Tuesday, January 13, 2004 - The Progress & Freedom Foundation Blog

Verizon v. Trinko: The Limits of Antitrust

When I first wrote an essay on Verizon v. Trinko, I kept wondering - with all these interesting issues, which ones will the Court actually decide? Today's answer: Almost all. More important, it got them right.

The case arose in the shadow of the 1996 Telecommunications Act, which requires that Baby Bells like Verizon provide a variety of services to competing companies (CLECs) at regulated prices. CLECs and retail customers (like Trinko) have supplemented the regulatory remedies by filing treble damage antitrust actions against Baby Bells, alleging that deficiencies in performing these obligations constituted illegal refusals to deal with a competitor. The petition raised diverse questions - standards for monopolist's conduct, the interplay between the antitrust and the 1996 Act, and even plaintiff's standing to sue.

Trinko represented the Court's first opportunity to address these issues, and it found for Verizon on nearly every ground. First, the Court (per Justice Scalia) found that Verizon's "alleged insufficient assistance in the provision of service to rivals is not a recognized antitrust claim under this Court's existing refusal to deal precedents." It explained that duties to deal with competitors should be "exceptions" adopted "very cautious[ly]," since they can interfere with procompetitive conduct and are difficult for courts to administer. (This treatment was somewhat reminiscent of the Court's approach to predatory pricing claims.)

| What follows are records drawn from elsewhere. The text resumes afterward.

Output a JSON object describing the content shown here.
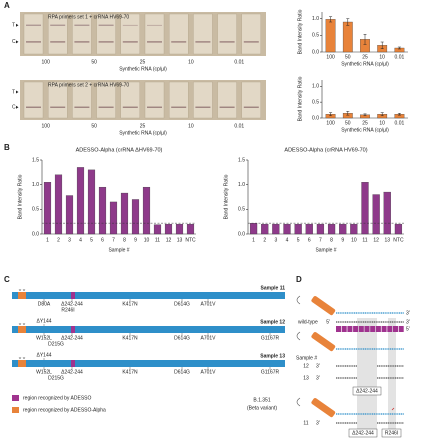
{
  "chart_data": [
    {
      "type": "bar",
      "x_label": "Synthetic RNA (cp/µl)",
      "y_label": "Band Intensity Ratio",
      "categories": [
        "100",
        "50",
        "25",
        "10",
        "0.01"
      ],
      "values": [
        0.98,
        0.9,
        0.38,
        0.2,
        0.12
      ],
      "errors": [
        0.08,
        0.1,
        0.15,
        0.1,
        0.03
      ],
      "color": "#e8833a",
      "ylim": [
        0,
        1.2
      ],
      "yticks": [
        {
          "value": 0,
          "label": "0.0"
        },
        {
          "value": 0.5,
          "label": "0.5"
        },
        {
          "value": 1,
          "label": "1.0"
        }
      ]
    },
    {
      "type": "bar",
      "x_label": "Synthetic RNA (cp/µl)",
      "y_label": "Band Intensity Ratio",
      "categories": [
        "100",
        "50",
        "25",
        "10",
        "0.01"
      ],
      "values": [
        0.12,
        0.15,
        0.1,
        0.12,
        0.12
      ],
      "errors": [
        0.05,
        0.06,
        0.03,
        0.05,
        0.03
      ],
      "color": "#e8833a",
      "ylim": [
        0,
        1.2
      ],
      "yticks": [
        {
          "value": 0,
          "label": "0.0"
        },
        {
          "value": 0.5,
          "label": "0.5"
        },
        {
          "value": 1,
          "label": "1.0"
        }
      ]
    },
    {
      "type": "bar",
      "title": "ADESSO-Alpha (crRNA ΔHV69-70)",
      "x_label": "Sample #",
      "y_label": "Band Intensity Ratio",
      "categories": [
        "1",
        "2",
        "3",
        "4",
        "5",
        "6",
        "7",
        "8",
        "9",
        "10",
        "11",
        "12",
        "13",
        "NTC"
      ],
      "values": [
        1.05,
        1.2,
        0.78,
        1.35,
        1.3,
        0.95,
        0.65,
        0.83,
        0.7,
        0.95,
        0.19,
        0.2,
        0.2,
        0.2
      ],
      "color": "#8e3a8a",
      "threshold": 0.22,
      "ylim": [
        0,
        1.5
      ],
      "yticks": [
        {
          "value": 0,
          "label": "0.0"
        },
        {
          "value": 0.5,
          "label": "0.5"
        },
        {
          "value": 1,
          "label": "1.0"
        },
        {
          "value": 1.5,
          "label": "1.5"
        }
      ]
    },
    {
      "type": "bar",
      "title": "ADESSO-Alpha (crRNA HV69-70)",
      "x_label": "Sample #",
      "y_label": "Band Intensity Ratio",
      "categories": [
        "1",
        "2",
        "3",
        "4",
        "5",
        "6",
        "7",
        "8",
        "9",
        "10",
        "11",
        "12",
        "13",
        "NTC"
      ],
      "values": [
        0.22,
        0.2,
        0.2,
        0.2,
        0.2,
        0.2,
        0.2,
        0.2,
        0.2,
        0.2,
        1.05,
        0.8,
        0.85,
        0.2
      ],
      "color": "#8e3a8a",
      "threshold": 0.22,
      "ylim": [
        0,
        1.5
      ],
      "yticks": [
        {
          "value": 0,
          "label": "0.0"
        },
        {
          "value": 0.5,
          "label": "0.5"
        },
        {
          "value": 1,
          "label": "1.0"
        },
        {
          "value": 1.5,
          "label": "1.5"
        }
      ]
    }
  ],
  "panel_a": {
    "label": "A",
    "strip_sets": [
      "RPA primers set 1 + crRNA HV69-70",
      "RPA primers set 2 + crRNA HV69-70"
    ],
    "line_labels": [
      "T",
      "C"
    ],
    "concentrations": [
      "100",
      "50",
      "25",
      "10",
      "0.01"
    ],
    "x_label": "Synthetic RNA (cp/µl)"
  },
  "panel_b": {
    "label": "B"
  },
  "panel_c": {
    "label": "C",
    "samples": [
      {
        "name": "Sample 11",
        "above": [],
        "below": [
          "D80A",
          "Δ242-244",
          "K417N",
          "D614G",
          "A701V"
        ],
        "below2": [
          "R246I"
        ]
      },
      {
        "name": "Sample 12",
        "above": [
          "ΔY144"
        ],
        "below": [
          "W152L",
          "Δ242-244",
          "K417N",
          "D614G",
          "A701V",
          "G1167R"
        ],
        "below2": [
          "D215G"
        ]
      },
      {
        "name": "Sample 13",
        "above": [
          "ΔY144"
        ],
        "below": [
          "W152L",
          "Δ242-244",
          "K417N",
          "D614G",
          "A701V",
          "G1167R"
        ],
        "below2": [
          "D215G"
        ]
      }
    ],
    "legend": [
      "region recognized by ADESSO",
      "region recognized by ADESSO-Alpha"
    ],
    "lineage": "B.1.351",
    "lineage_note": "(Beta variant)"
  },
  "panel_d": {
    "label": "D",
    "wild_type": "wild-type",
    "sample_header": "Sample #",
    "samples": [
      "12",
      "13",
      "11"
    ],
    "deletion": "Δ242-244",
    "mutation": "R246I",
    "end5": "5'",
    "end3": "3'"
  }
}
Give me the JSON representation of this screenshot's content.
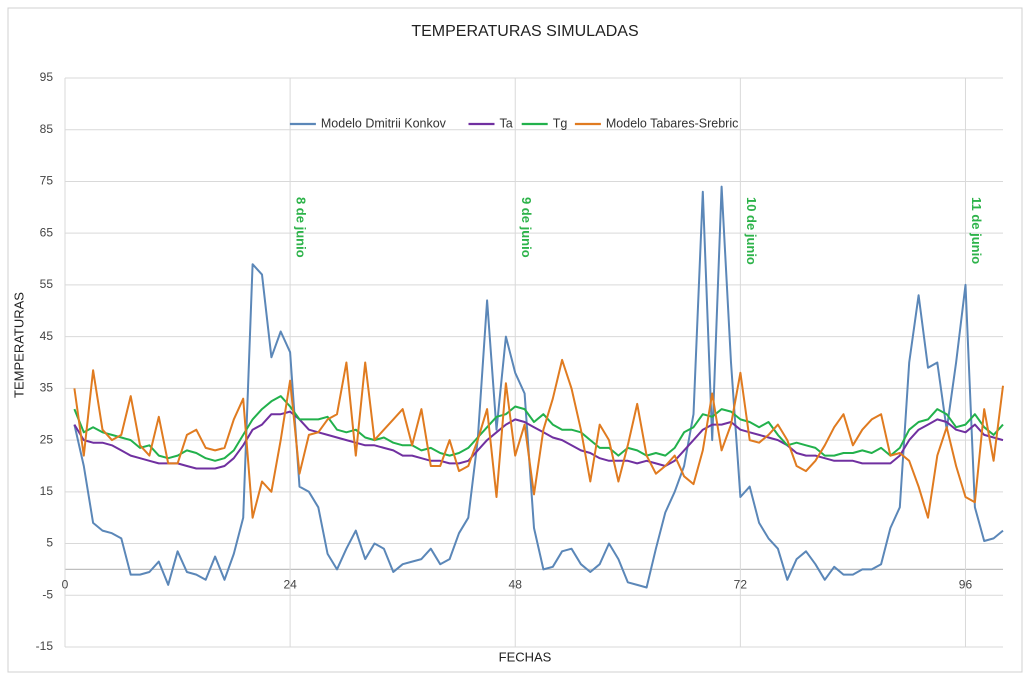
{
  "chart_data": {
    "type": "line",
    "title": "TEMPERATURAS SIMULADAS",
    "x_label": "FECHAS",
    "y_label": "TEMPERATURAS",
    "x": [
      1,
      2,
      3,
      4,
      5,
      6,
      7,
      8,
      9,
      10,
      11,
      12,
      13,
      14,
      15,
      16,
      17,
      18,
      19,
      20,
      21,
      22,
      23,
      24,
      25,
      26,
      27,
      28,
      29,
      30,
      31,
      32,
      33,
      34,
      35,
      36,
      37,
      38,
      39,
      40,
      41,
      42,
      43,
      44,
      45,
      46,
      47,
      48,
      49,
      50,
      51,
      52,
      53,
      54,
      55,
      56,
      57,
      58,
      59,
      60,
      61,
      62,
      63,
      64,
      65,
      66,
      67,
      68,
      69,
      70,
      71,
      72,
      73,
      74,
      75,
      76,
      77,
      78,
      79,
      80,
      81,
      82,
      83,
      84,
      85,
      86,
      87,
      88,
      89,
      90,
      91,
      92,
      93,
      94,
      95,
      96,
      97,
      98,
      99,
      100
    ],
    "series": [
      {
        "name": "Modelo Dmitrii Konkov",
        "color": "#5b87b8",
        "values": [
          28,
          20,
          9,
          7.5,
          7,
          6,
          -1,
          -1,
          -0.5,
          1.5,
          -3,
          3.5,
          -0.5,
          -1,
          -2,
          2.5,
          -2,
          3,
          10,
          59,
          57,
          41,
          46,
          42,
          16,
          15,
          12,
          3,
          0,
          4,
          7.5,
          2,
          5,
          4,
          -0.5,
          1,
          1.5,
          2,
          4,
          1,
          2,
          7,
          10,
          25,
          52,
          27,
          45,
          38,
          34,
          8,
          0,
          0.5,
          3.5,
          4,
          1,
          -0.5,
          1,
          5,
          2,
          -2.5,
          -3,
          -3.5,
          4,
          11,
          15,
          20,
          30,
          73,
          25,
          74,
          40,
          14,
          16,
          9,
          6,
          4,
          -2,
          2,
          3.5,
          1,
          -2,
          0.5,
          -1,
          -1,
          0,
          0,
          1,
          8,
          12,
          40,
          53,
          39,
          40,
          27,
          40,
          55,
          12,
          5.5,
          6,
          7.5
        ]
      },
      {
        "name": "Ta",
        "color": "#7030a0",
        "values": [
          28,
          25,
          24.5,
          24.5,
          24,
          23,
          22,
          21.5,
          21,
          20.5,
          20.5,
          20.5,
          20,
          19.5,
          19.5,
          19.5,
          20,
          21.5,
          24,
          27,
          28,
          30,
          30,
          30.5,
          29,
          27,
          26.5,
          26,
          25.5,
          25,
          24.5,
          24,
          24,
          23.5,
          23,
          22,
          22,
          21.5,
          21,
          21,
          20.5,
          20.5,
          21,
          23,
          25,
          26.5,
          28,
          29,
          28.5,
          27.5,
          26.5,
          25.5,
          25,
          24,
          23,
          22.5,
          21.5,
          21,
          21,
          21,
          20.5,
          21,
          20.5,
          20,
          21,
          23,
          25,
          27,
          28,
          28,
          28.5,
          27,
          26.5,
          26,
          25.5,
          25,
          24,
          22.5,
          22,
          22,
          21.5,
          21,
          21,
          21,
          20.5,
          20.5,
          20.5,
          20.5,
          22,
          25,
          27,
          28,
          29,
          28.5,
          27,
          26.5,
          28,
          26,
          25.5,
          25
        ]
      },
      {
        "name": "Tg",
        "color": "#22b14c",
        "values": [
          31,
          26.5,
          27.5,
          26.5,
          26,
          25.5,
          25,
          23.5,
          24,
          22,
          21.5,
          22,
          23,
          22.5,
          21.5,
          21,
          21.5,
          23,
          26,
          29,
          31,
          32.5,
          33.5,
          31.5,
          29,
          29,
          29,
          29.5,
          27,
          26.5,
          27,
          25.5,
          25,
          25.5,
          24.5,
          24,
          24,
          23,
          23.5,
          22.5,
          22,
          22.5,
          23.5,
          25.5,
          27.5,
          29.5,
          30,
          31.5,
          31,
          28.5,
          30,
          28,
          27,
          27,
          26.5,
          25,
          23.5,
          23.5,
          22,
          23.5,
          23,
          22,
          22.5,
          22,
          23.5,
          26.5,
          27.5,
          30,
          29.5,
          31,
          30.5,
          29,
          28.5,
          27.5,
          28.5,
          26,
          24,
          24.5,
          24,
          23.5,
          22,
          22,
          22.5,
          22.5,
          23,
          22.5,
          23.5,
          22,
          23.5,
          27,
          28.5,
          29,
          31,
          30,
          27.5,
          28,
          30,
          27.5,
          26,
          28
        ]
      },
      {
        "name": "Modelo Tabares-Srebric",
        "color": "#e07b20",
        "values": [
          35,
          22,
          38.5,
          27,
          25,
          26,
          33.5,
          24,
          22,
          29.5,
          20.5,
          20.5,
          26,
          27,
          23.5,
          23,
          23.5,
          29,
          33,
          10,
          17,
          15,
          25,
          36.5,
          18.5,
          26,
          26.5,
          29,
          30,
          40,
          22,
          40,
          25,
          27,
          29,
          31,
          24,
          31,
          20,
          20,
          25,
          19,
          20,
          25,
          31,
          14,
          36,
          22,
          28,
          14.5,
          27,
          33,
          40.5,
          35,
          27,
          17,
          28,
          25,
          17,
          24,
          32,
          22,
          18.5,
          20,
          22,
          18,
          16.5,
          23,
          34,
          23,
          28,
          38,
          25,
          24.5,
          26,
          28,
          25,
          20,
          19,
          21,
          24,
          27.5,
          30,
          24,
          27,
          29,
          30,
          22,
          22.5,
          21,
          16,
          10,
          22,
          27.5,
          20,
          14,
          13,
          31,
          21,
          35.5
        ]
      }
    ],
    "annotations": [
      "8 de junio",
      "9 de junio",
      "10 de junio",
      "11 de junio"
    ],
    "xlim": [
      0,
      100
    ],
    "xticks": [
      0,
      24,
      48,
      72,
      96
    ],
    "ylim": [
      -15,
      95
    ],
    "yticks": [
      -15,
      -5,
      5,
      15,
      25,
      35,
      45,
      55,
      65,
      75,
      85,
      95
    ],
    "grid": true,
    "legend": "top"
  }
}
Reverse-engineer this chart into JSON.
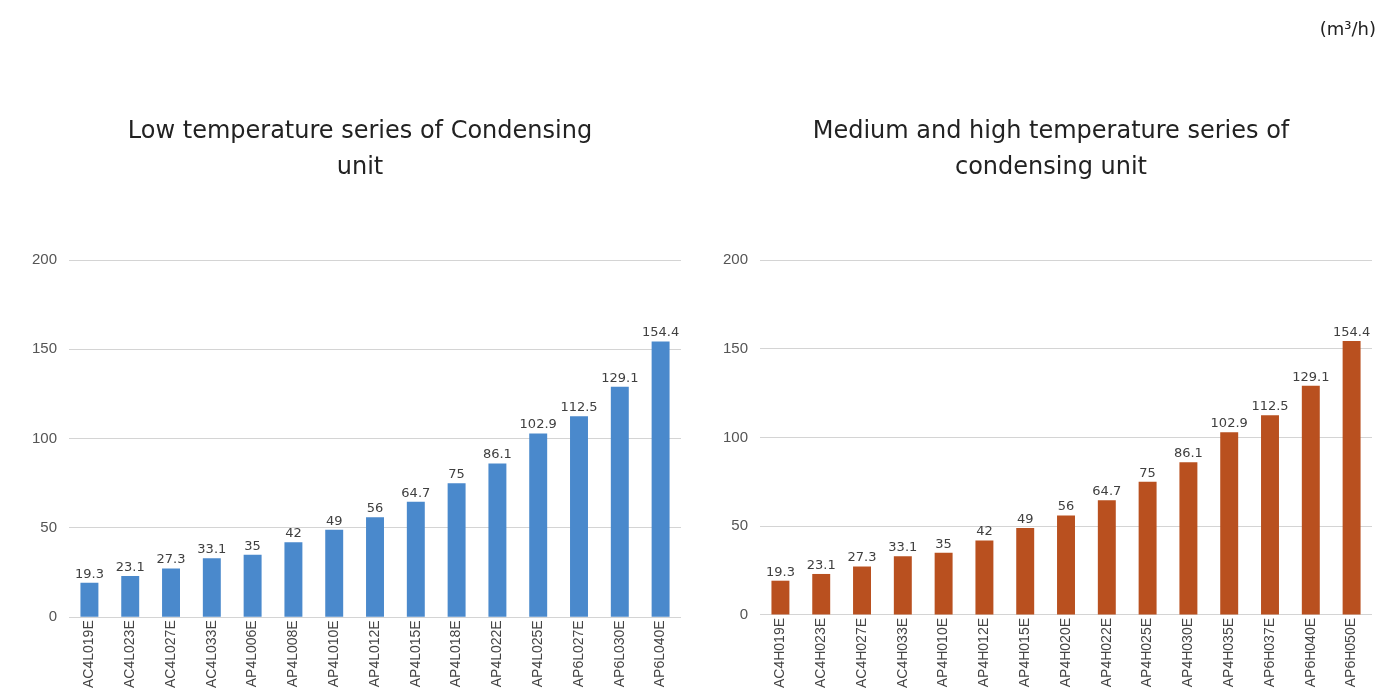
{
  "chart_data": [
    {
      "type": "bar",
      "title": "Low temperature series of Condensing unit",
      "categories": [
        "AC4L019E",
        "AC4L023E",
        "AC4L027E",
        "AC4L033E",
        "AP4L006E",
        "AP4L008E",
        "AP4L010E",
        "AP4L012E",
        "AP4L015E",
        "AP4L018E",
        "AP4L022E",
        "AP4L025E",
        "AP6L027E",
        "AP6L030E",
        "AP6L040E"
      ],
      "values": [
        19.3,
        23.1,
        27.3,
        33.1,
        35,
        42,
        49,
        56,
        64.7,
        75,
        86.1,
        102.9,
        112.5,
        129.1,
        154.4
      ],
      "color": "#4a89cc",
      "ylim": [
        0,
        200
      ],
      "yticks": [
        0,
        50,
        100,
        150,
        200
      ],
      "grid": "y",
      "data_labels": true
    },
    {
      "type": "bar",
      "title": "Medium and high temperature series of condensing unit",
      "categories": [
        "AC4H019E",
        "AC4H023E",
        "AC4H027E",
        "AC4H033E",
        "AP4H010E",
        "AP4H012E",
        "AP4H015E",
        "AP4H020E",
        "AP4H022E",
        "AP4H025E",
        "AP4H030E",
        "AP4H035E",
        "AP6H037E",
        "AP6H040E",
        "AP6H050E"
      ],
      "values": [
        19.3,
        23.1,
        27.3,
        33.1,
        35,
        42,
        49,
        56,
        64.7,
        75,
        86.1,
        102.9,
        112.5,
        129.1,
        154.4
      ],
      "color": "#b9501f",
      "ylim": [
        0,
        200
      ],
      "yticks": [
        0,
        50,
        100,
        150,
        200
      ],
      "grid": "y",
      "data_labels": true,
      "annotations": [
        "(m³/h)"
      ]
    }
  ]
}
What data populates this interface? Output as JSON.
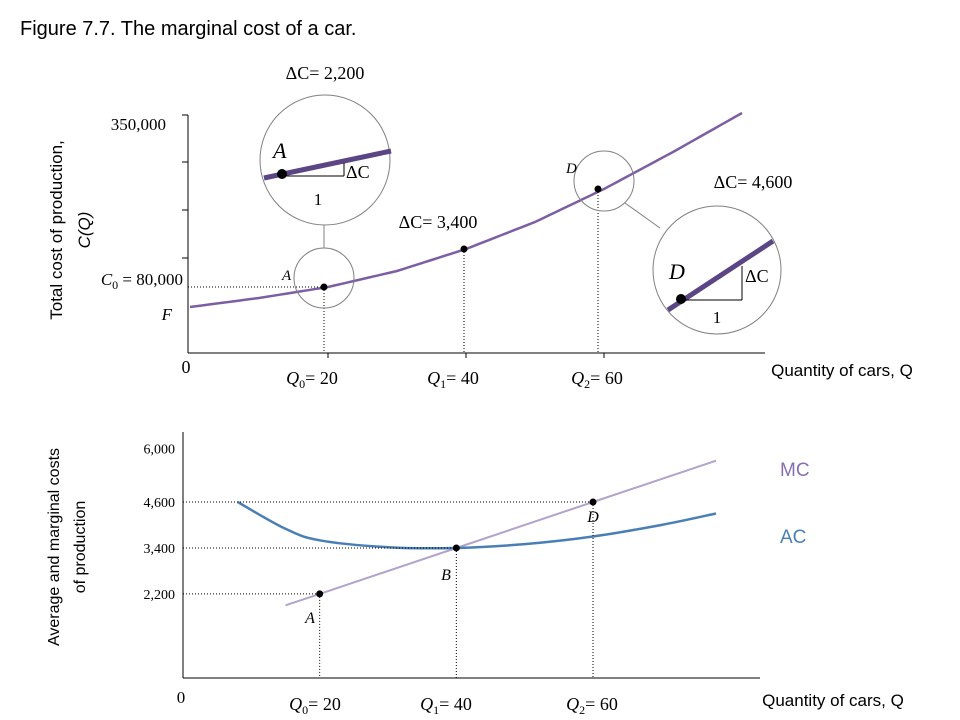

Second, the Court emphasized that the 1996 Telecommunications Act is "much more ambitious than the antitrust laws" in seeking "to eliminate ... monopolies." The Act and its implementing regulations therefore greatly reduced the potential for antitrust harm. The majority also cited the difficulties that a court would face in evaluating behavior and implementing remedies in this dynamic marketplace. And three more justices separately concurred, arguing that Trinko lacked standing to sue under the antitrust laws.

Teasing out implications for Section 2 analysis will keep scholars busy. But of more immediate interest is how this will affect the resolution of the various sister cases that have been awaiting this decision. Here the implications seem doubly clear. The Court refused to extend liability for refusals to deal to cover the alleged activity citing both substantive antitrust doctrine and the existence of a "more ambitious" regulatory system. Most importantly, it made this determination "on the pleadings," permitting dismissal without costly discovery. Plaintiffs are likely to be hard pressed to maintain antitrust actions under these standards.